Putin himself effectively doubled all this by his constant insistence, in his essays and often rambling speeches, that Ukraine has no separate existence from Russia – no identity, no culture at all, except as a complement to its neighbour. Indeed, his claim of Russia’s cultural inseparability from Ukraine is one of his main justifications for the invasion. At the same time, the Russian instrumentalization of its artistic history is breathtaking. In occupied Kherson, billboards proclaiming it a “city of Russian history” feature an image of Pushkin, who visited the city in 1820. Ukrainian artists also object to how, more generally, the Projecting Russia as a great nation of artistic brilliance functions as a tool of soft power, a sort of ambient buzz of positivity that they would say softens the sheer brutality of today’s invasion. In Ukraine, there is a widespread cry of “bullshit” over the myth of “Russian soul”.

Some Ukrainians I talk to hope that one day, beyond the end of the war, there will be a way to consume Russian literature and music – but first the work of decolonization must be done, including the re-reading and rethinking of classical authors, unraveling how they reflected and, at times, projected the values ​​of the Russian Empire. In the meantime, “My child will grow up perfectly without Pushkin or Dostoyevsky,” says Vorozhbit. “I don’t feel sorry.”
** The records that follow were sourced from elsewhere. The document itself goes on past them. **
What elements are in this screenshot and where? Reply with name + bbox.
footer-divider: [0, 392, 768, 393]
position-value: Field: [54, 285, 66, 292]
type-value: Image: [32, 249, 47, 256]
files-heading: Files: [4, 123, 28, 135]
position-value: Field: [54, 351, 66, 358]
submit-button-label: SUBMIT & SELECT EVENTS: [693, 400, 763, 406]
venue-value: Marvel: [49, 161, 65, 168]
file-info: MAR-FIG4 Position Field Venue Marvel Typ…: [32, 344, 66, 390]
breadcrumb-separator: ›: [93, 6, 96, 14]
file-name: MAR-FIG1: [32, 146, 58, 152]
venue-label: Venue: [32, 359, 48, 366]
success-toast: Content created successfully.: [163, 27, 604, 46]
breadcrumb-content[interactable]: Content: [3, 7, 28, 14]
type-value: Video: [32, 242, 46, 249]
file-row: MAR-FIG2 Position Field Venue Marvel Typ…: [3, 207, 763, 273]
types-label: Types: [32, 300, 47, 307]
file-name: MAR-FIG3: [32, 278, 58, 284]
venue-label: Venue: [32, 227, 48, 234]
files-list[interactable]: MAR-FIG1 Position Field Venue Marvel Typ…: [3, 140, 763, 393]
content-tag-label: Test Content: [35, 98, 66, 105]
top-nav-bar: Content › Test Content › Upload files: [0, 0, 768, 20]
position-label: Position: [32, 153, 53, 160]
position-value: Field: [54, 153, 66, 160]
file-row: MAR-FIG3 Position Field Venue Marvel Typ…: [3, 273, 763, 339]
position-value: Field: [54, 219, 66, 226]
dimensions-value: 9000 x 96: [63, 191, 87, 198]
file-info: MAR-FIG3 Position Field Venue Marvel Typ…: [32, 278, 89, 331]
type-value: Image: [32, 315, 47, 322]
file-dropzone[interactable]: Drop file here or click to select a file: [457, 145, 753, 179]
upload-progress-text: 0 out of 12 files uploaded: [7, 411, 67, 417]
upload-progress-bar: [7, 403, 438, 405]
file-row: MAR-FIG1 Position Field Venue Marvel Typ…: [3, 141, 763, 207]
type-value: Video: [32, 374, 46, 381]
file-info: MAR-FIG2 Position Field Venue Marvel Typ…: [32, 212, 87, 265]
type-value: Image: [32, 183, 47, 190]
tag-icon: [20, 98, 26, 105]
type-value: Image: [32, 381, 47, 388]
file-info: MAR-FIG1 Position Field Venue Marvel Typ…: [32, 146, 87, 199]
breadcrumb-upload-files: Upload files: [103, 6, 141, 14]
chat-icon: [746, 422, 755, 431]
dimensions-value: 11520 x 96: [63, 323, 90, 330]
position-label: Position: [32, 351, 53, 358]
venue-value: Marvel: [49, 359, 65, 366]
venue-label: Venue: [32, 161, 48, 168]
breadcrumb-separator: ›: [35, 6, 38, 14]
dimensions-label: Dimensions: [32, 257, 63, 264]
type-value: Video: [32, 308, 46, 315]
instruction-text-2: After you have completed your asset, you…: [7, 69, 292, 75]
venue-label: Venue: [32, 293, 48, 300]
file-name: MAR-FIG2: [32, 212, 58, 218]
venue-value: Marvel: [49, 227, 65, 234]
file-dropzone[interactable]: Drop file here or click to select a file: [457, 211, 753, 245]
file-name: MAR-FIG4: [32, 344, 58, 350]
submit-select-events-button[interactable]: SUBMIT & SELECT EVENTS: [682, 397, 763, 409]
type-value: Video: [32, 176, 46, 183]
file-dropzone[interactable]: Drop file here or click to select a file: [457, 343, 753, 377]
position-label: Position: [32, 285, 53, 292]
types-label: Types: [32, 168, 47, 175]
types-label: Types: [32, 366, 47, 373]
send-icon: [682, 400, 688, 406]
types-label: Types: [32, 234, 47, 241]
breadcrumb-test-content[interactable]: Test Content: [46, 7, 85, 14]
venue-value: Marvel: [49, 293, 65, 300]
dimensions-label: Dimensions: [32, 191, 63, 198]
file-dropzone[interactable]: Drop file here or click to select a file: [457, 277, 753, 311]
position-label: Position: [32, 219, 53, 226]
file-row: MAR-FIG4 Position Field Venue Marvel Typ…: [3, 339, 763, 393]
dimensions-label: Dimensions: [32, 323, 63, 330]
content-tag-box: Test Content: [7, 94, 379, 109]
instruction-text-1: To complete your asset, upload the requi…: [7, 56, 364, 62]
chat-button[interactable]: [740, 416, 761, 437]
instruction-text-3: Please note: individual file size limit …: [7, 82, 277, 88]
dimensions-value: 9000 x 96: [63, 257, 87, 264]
For many Ukrainians I meet, the time for Russian literature will come again – when it can be critically understood as just another branch of world culture, and as a force neither unduly oppressive nor overwhelming. At the national Opera House, I ask choreographer Viktor Lytvynov when he thinks Tchaikovsky – a composer he loves – will be back on the program. “When will Russia stop being an aggressor,” he says. “When will Russia cease to be an evil empire.”